5. Pandangan Ulama Kontemporer

🔹 Syaikh ‘Abd al-‘Aziz bin Bāz رحمه الله berkata:

“Menggantungkan gambar orang saleh atau syaikh di rumah atau toko dengan harapan mendapat berkah adalah syirik kecil, karena mengandung keyakinan bahwa gambar itu memberi manfaat.”
(Fatāwā Ibn Bāz, 1/134)

🔹 Syaikh Yusuf al-Qaradawi menjelaskan:

“Cinta kepada wali tidak boleh diubah menjadi bentuk pengagungan yang menyerupai penyembahan.
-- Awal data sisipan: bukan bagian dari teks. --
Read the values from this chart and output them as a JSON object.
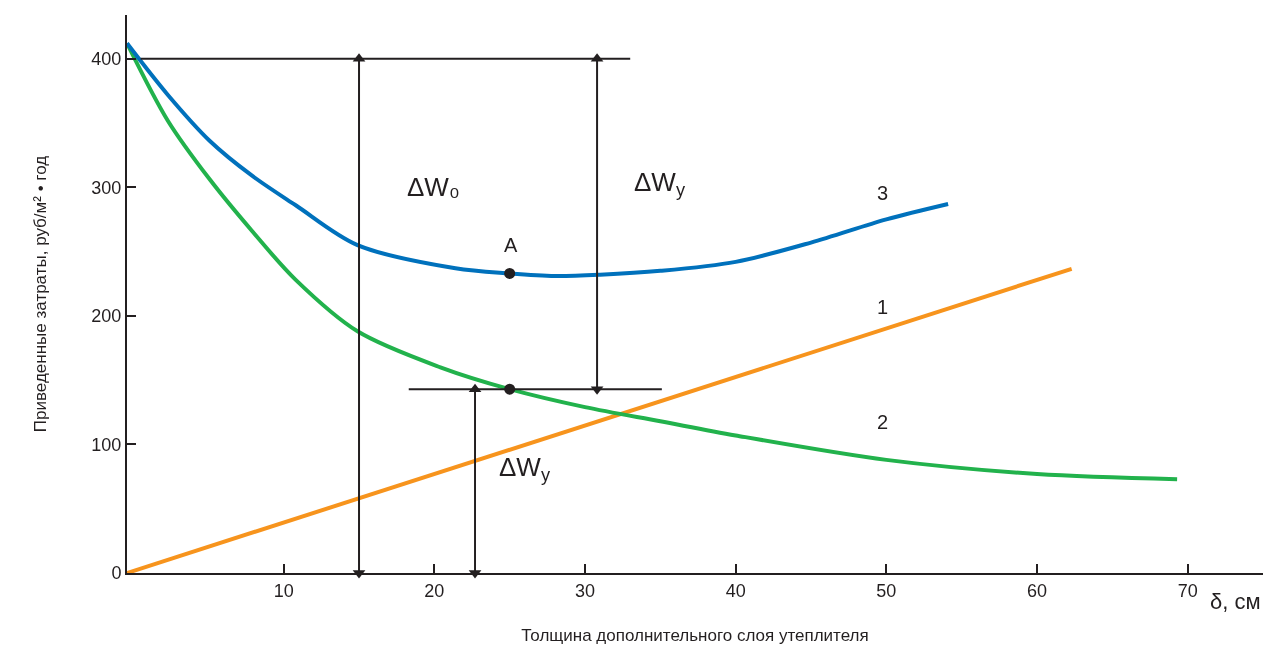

Tidak ada barakah pada foto, kain, atau benda mati, karena keberkahan itu hanya dengan dzikir, amal saleh, dan doa.”
(al-‘Aqīdah wa asy-Syarī‘ah fī al-Islām)


6. Fenomena di Era Modern

Banyak masyarakat menempelkan foto para auliya’ atau kiai di dinding toko, kendaraan, atau dompet, dengan keyakinan:

  • agar usaha lancar,
  • rumah terlindungi dari bala’,
  • atau agar mendapat karomah sang wali.
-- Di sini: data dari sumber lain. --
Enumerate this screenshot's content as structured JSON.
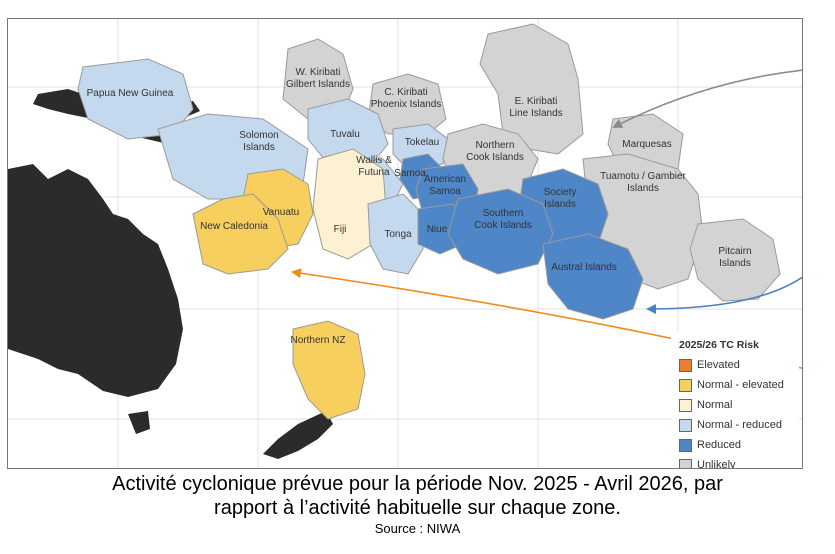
{
  "map": {
    "zones": [
      {
        "id": "papua-new-guinea",
        "label": "Papua New Guinea",
        "risk": "normal_reduced"
      },
      {
        "id": "solomon-islands",
        "label": "Solomon\nIslands",
        "risk": "normal_reduced"
      },
      {
        "id": "w-kiribati",
        "label": "W. Kiribati\nGilbert Islands",
        "risk": "unlikely"
      },
      {
        "id": "c-kiribati",
        "label": "C. Kiribati\nPhoenix  Islands",
        "risk": "unlikely"
      },
      {
        "id": "e-kiribati",
        "label": "E. Kiribati\nLine  Islands",
        "risk": "unlikely"
      },
      {
        "id": "tuvalu",
        "label": "Tuvalu",
        "risk": "normal_reduced"
      },
      {
        "id": "tokelau",
        "label": "Tokelau",
        "risk": "normal_reduced"
      },
      {
        "id": "northern-cook",
        "label": "Northern\nCook Islands",
        "risk": "unlikely"
      },
      {
        "id": "marquesas",
        "label": "Marquesas",
        "risk": "unlikely"
      },
      {
        "id": "wallis-futuna",
        "label": "Wallis &\nFutuna",
        "risk": "normal_reduced"
      },
      {
        "id": "samoa",
        "label": "Samoa",
        "risk": "reduced"
      },
      {
        "id": "american-samoa",
        "label": "American\nSamoa",
        "risk": "reduced"
      },
      {
        "id": "tuamotu-gambier",
        "label": "Tuamotu / Gambier\nIslands",
        "risk": "unlikely"
      },
      {
        "id": "society-islands",
        "label": "Society\nIslands",
        "risk": "reduced"
      },
      {
        "id": "vanuatu",
        "label": "Vanuatu",
        "risk": "normal_elevated"
      },
      {
        "id": "new-caledonia",
        "label": "New Caledonia",
        "risk": "normal_elevated"
      },
      {
        "id": "fiji",
        "label": "Fiji",
        "risk": "normal"
      },
      {
        "id": "tonga",
        "label": "Tonga",
        "risk": "normal_reduced"
      },
      {
        "id": "niue",
        "label": "Niue",
        "risk": "reduced"
      },
      {
        "id": "southern-cook",
        "label": "Southern\nCook Islands",
        "risk": "reduced"
      },
      {
        "id": "austral-islands",
        "label": "Austral Islands",
        "risk": "reduced"
      },
      {
        "id": "pitcairn-islands",
        "label": "Pitcairn\nIslands",
        "risk": "unlikely"
      },
      {
        "id": "northern-nz",
        "label": "Northern NZ",
        "risk": "normal_elevated"
      }
    ]
  },
  "colors": {
    "elevated": "#ec7f2f",
    "normal_elevated": "#f7cf5e",
    "normal": "#fdf1d1",
    "normal_reduced": "#c5d9ee",
    "reduced": "#4f86c8",
    "unlikely": "#d3d3d3",
    "land": "#2b2b2b",
    "arrow_grey": "#8c8c8c",
    "arrow_blue": "#4a7fc1",
    "arrow_orange": "#f08a1c"
  },
  "legend": {
    "title": "2025/26 TC Risk",
    "items": [
      {
        "label": "Elevated",
        "color": "#ec7f2f"
      },
      {
        "label": "Normal - elevated",
        "color": "#f7cf5e"
      },
      {
        "label": "Normal",
        "color": "#fdf1d1"
      },
      {
        "label": "Normal - reduced",
        "color": "#c5d9ee"
      },
      {
        "label": "Reduced",
        "color": "#4f86c8"
      },
      {
        "label": "Unlikely",
        "color": "#d3d3d3"
      }
    ]
  },
  "caption": {
    "line1": "Activité cyclonique prévue pour la période Nov. 2025 - Avril 2026, par",
    "line2": "rapport à l’activité habituelle sur chaque zone.",
    "source": "Source : NIWA"
  }
}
Namun, fenomena ini sering bergeser dari rasa cinta menjadi kepercayaan ghaib pada benda, mendekati tathayyur (percaya pada pertanda) yang dilarang Nabi ﷺ.

📖 Hadits:

مَنْ تَعَلَّقَ تَمِيمَةً فَقَدْ أَشْرَكَ
“Barangsiapa menggantungkan jimat, maka sungguh ia telah berbuat syirik.”
(HR. Ahmad, no. 17440)

➡️ Analogi: Jika seseorang menggantung foto dengan keyakinan bahwa gambar itu mendatangkan rezeki, maka hal itu sama maknanya dengan menggantung jimat — hanya berbeda bentuk.
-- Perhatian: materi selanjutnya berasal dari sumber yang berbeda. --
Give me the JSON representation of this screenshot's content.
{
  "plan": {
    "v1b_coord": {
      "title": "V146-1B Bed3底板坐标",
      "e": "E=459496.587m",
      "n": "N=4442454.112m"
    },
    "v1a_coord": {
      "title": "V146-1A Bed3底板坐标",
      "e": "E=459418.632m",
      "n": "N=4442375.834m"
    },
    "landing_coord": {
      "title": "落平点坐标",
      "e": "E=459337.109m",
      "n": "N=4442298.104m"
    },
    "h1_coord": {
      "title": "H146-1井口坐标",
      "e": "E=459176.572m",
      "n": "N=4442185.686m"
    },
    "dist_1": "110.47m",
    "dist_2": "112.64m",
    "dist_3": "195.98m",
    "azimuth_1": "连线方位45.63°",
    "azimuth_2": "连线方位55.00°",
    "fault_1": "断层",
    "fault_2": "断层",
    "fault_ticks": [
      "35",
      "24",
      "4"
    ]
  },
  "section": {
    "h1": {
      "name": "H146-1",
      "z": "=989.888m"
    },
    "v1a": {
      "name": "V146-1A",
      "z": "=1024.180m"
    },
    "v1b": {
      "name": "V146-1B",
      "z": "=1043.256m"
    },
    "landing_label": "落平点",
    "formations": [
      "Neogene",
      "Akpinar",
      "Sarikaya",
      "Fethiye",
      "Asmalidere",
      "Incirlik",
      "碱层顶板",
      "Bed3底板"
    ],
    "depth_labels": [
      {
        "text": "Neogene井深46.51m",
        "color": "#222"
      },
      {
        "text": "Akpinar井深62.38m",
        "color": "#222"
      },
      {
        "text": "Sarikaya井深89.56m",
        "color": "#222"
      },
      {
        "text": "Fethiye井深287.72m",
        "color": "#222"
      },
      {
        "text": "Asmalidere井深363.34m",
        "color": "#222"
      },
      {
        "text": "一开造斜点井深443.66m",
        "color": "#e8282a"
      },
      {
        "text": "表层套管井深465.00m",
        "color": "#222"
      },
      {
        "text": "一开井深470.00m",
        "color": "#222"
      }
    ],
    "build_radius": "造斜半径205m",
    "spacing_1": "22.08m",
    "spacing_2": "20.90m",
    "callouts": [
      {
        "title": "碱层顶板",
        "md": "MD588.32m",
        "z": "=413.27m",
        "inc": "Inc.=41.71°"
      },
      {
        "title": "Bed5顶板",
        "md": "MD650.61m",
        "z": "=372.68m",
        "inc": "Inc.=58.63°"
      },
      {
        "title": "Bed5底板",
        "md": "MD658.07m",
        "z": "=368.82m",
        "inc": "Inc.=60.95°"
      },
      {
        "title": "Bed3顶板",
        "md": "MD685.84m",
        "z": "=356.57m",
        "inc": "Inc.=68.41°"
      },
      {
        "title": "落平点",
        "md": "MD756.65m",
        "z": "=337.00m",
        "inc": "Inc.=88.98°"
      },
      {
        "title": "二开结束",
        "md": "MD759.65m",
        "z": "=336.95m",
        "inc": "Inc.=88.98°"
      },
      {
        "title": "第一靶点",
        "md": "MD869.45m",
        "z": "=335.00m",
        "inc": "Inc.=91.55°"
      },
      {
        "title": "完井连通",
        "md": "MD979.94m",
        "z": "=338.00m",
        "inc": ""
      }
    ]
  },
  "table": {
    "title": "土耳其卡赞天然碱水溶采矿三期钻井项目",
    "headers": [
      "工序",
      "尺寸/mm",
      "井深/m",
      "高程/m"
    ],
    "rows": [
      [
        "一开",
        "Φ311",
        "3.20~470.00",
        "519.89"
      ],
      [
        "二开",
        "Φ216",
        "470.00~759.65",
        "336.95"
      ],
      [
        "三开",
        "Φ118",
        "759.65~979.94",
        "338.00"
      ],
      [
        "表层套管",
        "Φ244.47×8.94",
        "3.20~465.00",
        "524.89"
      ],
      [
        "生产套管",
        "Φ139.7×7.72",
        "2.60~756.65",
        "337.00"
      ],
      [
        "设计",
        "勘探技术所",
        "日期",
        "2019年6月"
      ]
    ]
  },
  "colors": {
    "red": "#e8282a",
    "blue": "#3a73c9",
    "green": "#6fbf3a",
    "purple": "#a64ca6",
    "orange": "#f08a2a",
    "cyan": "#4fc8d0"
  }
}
7. Dampak Negatif Fenomena Ini

  1. Melemahkan tauhid: Menganggap ada kekuatan selain Allah.
  2. Menumbuhkan khurafat dan bid‘ah dalam masyarakat.
  3. Menurunkan semangat ibadah sejati: karena berharap pada simbol, bukan amal.
  4. Menjadi pintu syirik kecil, dan jika diyakini memberi pengaruh tanpa izin Allah — bisa menjadi syirik besar.
  5. Menodai citra para wali yang sejatinya mengajarkan tauhid murni.

8. Contoh Kasus Nyata

  • Di beberapa daerah, foto wali terkenal (misalnya Wali Songo, Habib, atau kiai kharismatik) dipajang di warung dengan doa: “Biar berkah usahanya, ikut karomah beliau.”
  • Di kendaraan, foto ulama ditempel bersama ayat kursi sebagai “penolak bala”.
  • Di rumah, gambar kiai digantung di ruang tamu agar “penghuninya adem dan murah rezeki”.

➡️ Padahal, keberkahan rumah bukan dari gambar, tetapi dari shalat, dzikir, dan bacaan Al-Qur’an di dalamnya.


9. Solusi dan Sikap Bijak

  1. Luruskan niat: Cinta kepada wali cukup diwujudkan dengan meneladani amal dan akhlaknya, bukan melalui benda.
  2. Isi rumah dengan dzikir dan Qur’an, bukan foto yang diyakini membawa berkah.
  3. Tingkatkan ilmu tauhid, agar umat tidak mudah terjebak dalam keyakinan ghaib yang salah.
  4. Jika ingin tabarruk, lakukan dengan cara syar‘i:
    • Doa kepada Allah,
    • Silaturahim dengan orang saleh,
    • Shalat berjamaah dan amal kebajikan.

📖 Dalil:

وَمَا بِكُم مِّن نِّعْمَةٍ فَمِنَ اللَّهِ
“Dan apa saja nikmat yang ada pada kamu, maka dari Allah-lah (datangnya).”
(QS. an-Naḥl [16]: 53)


10. Kesimpulan

Memajang foto para auliya’ dengan keyakinan membawa rezeki atau karomah tidak memiliki dasar syar‘i, bahkan berpotensi menjerumuskan kepada syirik kecil bila diyakini memberi pengaruh gaib.
Islam mengajarkan untuk menghormati wali dengan meneladani iman dan amalnya, bukan mengultuskan gambarnya.

🔹 Keberkahan datang dari Allah, bukan dari gambar, benda, atau makhluk.
🔹 Tauhid adalah fondasi yang harus dijaga agar tidak terkontaminasi oleh khurafat dan bid‘ah.


Kutipan Penutup

قال رسول الله ﷺ:
احْفَظِ اللَّهَ يَحْفَظْكَ
“Jagalah Allah (yakni perintah dan larangan-Nya), niscaya Allah akan menjagamu.”
(HR. Tirmidzi, no. 2516)

➡️ Makna: Perlindungan, karomah, dan rezeki sejati hanya datang dari Allah, bukan dari simbol atau foto siapa pun.